BaFin mahnt zur Vorsicht bei zwielichtigen Wertpapier-Kaufangeboten und gibt Tipps für Anleger

Mittwoch, 15. Juli 2020


Erfolgreiche Intervention – BaFin reagiert auf dubiose Wertpapierkauf-Angebote. Im Januar dieses Jahres kursierten wieder einmal zwielichtige Kaufangebote am KMU-Anleihen-Markt – nicht das erste Mal. Im konkreten Fall versuchte ein gewisser Moritz Müller aus London die Anleihen von R-LOGITECH und Metalcorp zu deutlich unter Kursniveau liegenden Preisen abzuwerben und inserierte das Angebot im Bundesanzeiger. Dies hatte zahlreiche private Anleger verunsichert und zu Kursschwankungen bei besagten Bonds geführt.
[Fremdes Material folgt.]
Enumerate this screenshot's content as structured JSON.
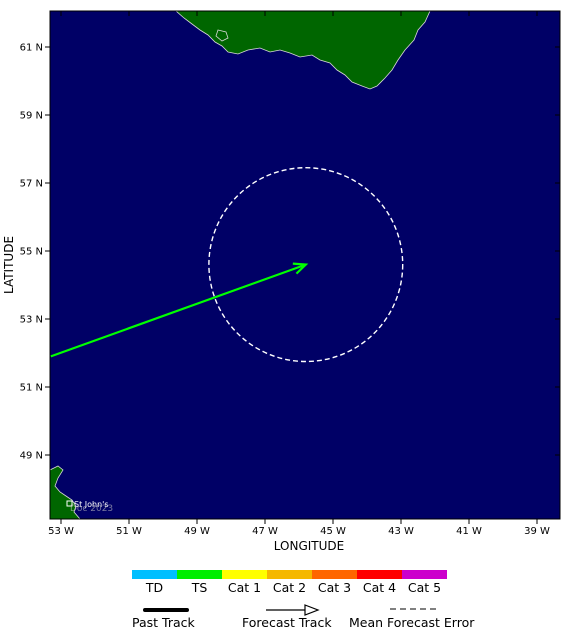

Auch die Anleihen-Experten der KFM Deutsche Mittelstand AG erhielten die Angebote, da besagte Anleihen im von der KFM initiierten Portfolio des Deutschen Mittelstandsanleihen FONDS zu finden waren/sind. Die KFM reagierte mit einem Sondertelegramm an ihre Anleger und schaltete zugleich die Anwaltskanzlei mzs-Rechtsanwälte aus Düsseldorf ein. In einem gemeinsamen Schreiben an die Bundesanstalt für Finanzdienstleistungsaufsicht (BaFin) wurde am 20. Januar 2020 um eine Überprüfung der Vorgänge hinsichtlich der Marktmanipulation im Sinne der Marktmissbrauchsverordnung gebeten. Die BaFin hat nun reagiert.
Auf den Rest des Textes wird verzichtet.